'Food grade' organic weed killer?


So the Environmental Protection Agency has registered what is "the world's first food grade organic herbicide," according to a recent news release. Created by Pharm Solutions, Inc., the herbicide known as "Weed Pharm" contains 200 grain "food grade" vinegar -- that's a whopping 20 percent acidity. (In contrast, the stuff you get at the grocery store is usually around four or five percent acidity.) The weed killer is "non selective" which means it'll desiccate your purple coneflower just as readily as it takes out all that pigweed. And, sure, I can see how something like that could come in handy. It's likely perfect for zapping weeds in the cracks around building foundations, perhaps, but I can't help but wonder if we really need such a thing in our gardens.

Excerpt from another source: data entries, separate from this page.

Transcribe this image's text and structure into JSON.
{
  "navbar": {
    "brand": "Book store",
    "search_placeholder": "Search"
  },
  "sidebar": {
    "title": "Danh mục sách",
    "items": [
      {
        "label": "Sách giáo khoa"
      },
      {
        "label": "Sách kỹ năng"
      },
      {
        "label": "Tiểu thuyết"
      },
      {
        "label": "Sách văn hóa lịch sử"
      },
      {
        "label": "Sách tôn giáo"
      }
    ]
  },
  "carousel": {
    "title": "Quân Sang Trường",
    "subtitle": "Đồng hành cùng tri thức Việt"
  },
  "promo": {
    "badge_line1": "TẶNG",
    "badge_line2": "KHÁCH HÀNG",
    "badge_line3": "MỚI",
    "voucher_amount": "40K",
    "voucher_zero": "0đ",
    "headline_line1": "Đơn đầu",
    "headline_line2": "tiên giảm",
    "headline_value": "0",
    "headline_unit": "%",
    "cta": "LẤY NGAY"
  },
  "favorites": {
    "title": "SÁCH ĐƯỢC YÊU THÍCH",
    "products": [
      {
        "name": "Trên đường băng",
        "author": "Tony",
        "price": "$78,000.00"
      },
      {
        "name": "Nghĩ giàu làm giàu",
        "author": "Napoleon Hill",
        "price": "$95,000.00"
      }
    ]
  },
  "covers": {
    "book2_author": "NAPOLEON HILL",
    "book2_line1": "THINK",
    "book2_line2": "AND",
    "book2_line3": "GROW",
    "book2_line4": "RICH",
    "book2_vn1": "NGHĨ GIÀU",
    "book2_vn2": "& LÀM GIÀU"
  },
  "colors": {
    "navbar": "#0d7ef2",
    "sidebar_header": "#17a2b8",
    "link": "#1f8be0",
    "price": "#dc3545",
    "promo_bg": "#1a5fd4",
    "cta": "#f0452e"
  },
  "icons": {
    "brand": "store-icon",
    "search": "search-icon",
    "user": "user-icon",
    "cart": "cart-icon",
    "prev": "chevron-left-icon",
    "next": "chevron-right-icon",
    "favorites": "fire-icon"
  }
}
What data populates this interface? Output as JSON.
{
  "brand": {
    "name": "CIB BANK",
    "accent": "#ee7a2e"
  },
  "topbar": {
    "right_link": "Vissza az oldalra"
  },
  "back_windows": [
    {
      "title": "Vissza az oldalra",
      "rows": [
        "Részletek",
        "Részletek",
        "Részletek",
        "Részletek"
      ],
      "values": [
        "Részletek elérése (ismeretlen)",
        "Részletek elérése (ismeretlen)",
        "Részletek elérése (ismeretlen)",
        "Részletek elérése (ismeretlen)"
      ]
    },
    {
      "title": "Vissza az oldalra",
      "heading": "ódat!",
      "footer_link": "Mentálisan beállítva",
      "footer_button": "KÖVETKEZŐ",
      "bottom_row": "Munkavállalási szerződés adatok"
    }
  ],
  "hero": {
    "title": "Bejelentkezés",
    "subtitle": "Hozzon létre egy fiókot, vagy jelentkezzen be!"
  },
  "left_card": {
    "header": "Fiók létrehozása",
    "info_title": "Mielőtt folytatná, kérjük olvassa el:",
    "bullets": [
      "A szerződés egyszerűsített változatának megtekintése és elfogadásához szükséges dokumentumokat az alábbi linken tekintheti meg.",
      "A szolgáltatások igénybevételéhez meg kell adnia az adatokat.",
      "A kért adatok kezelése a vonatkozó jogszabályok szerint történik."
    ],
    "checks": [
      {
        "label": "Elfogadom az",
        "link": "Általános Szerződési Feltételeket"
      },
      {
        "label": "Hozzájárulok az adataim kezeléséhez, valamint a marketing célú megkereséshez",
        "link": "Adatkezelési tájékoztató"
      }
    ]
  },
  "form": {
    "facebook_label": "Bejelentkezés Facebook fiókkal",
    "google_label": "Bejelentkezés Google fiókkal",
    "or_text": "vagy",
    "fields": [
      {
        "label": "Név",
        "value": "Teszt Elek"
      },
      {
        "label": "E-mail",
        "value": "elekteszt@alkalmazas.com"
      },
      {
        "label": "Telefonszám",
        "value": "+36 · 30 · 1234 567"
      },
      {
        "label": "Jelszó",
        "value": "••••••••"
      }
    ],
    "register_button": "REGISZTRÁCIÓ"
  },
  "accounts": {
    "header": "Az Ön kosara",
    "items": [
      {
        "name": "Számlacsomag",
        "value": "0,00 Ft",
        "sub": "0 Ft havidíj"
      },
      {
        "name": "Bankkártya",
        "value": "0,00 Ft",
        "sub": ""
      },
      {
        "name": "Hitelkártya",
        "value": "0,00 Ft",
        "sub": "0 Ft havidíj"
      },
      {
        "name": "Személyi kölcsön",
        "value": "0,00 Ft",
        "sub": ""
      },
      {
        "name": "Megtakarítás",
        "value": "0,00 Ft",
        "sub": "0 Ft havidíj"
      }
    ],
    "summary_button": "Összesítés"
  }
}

Now, don't get me wrong. I'm not on the weeds' collective side, by any means. After all, they steal water and nutrients in the soil that my storage onions and spicy globe basil could be getting. It's just that I wish gardeners would go back to their roots and rely on mechanical rather than chemical means to control weeds. That means mulching with good compost, worm castings, or other organic matter or laying down soy-inked newsprint. You could also simply break out the hoe and hand cultivators and burn off a few extra calories. (Incidentally, I still recall the first time I laid eyes on a hand cultivator. I was working on one of the first Certified Organic farms in my area, and I'd said, "This looks like an implement of torture" to which the farm owner replied, "Yes, and after a while it will begin to feel like one, too." She was right.)

And what about a little old-fashioned hand-pulling? Yanking weeds out while they're still small is not so bad, and, besides, periodically getting up-close-and-personal with your perennial flowers and annual vegetable plants is a great way to spot nutrient deficiencies or insect pest infestations before they have a chance to get out of hand.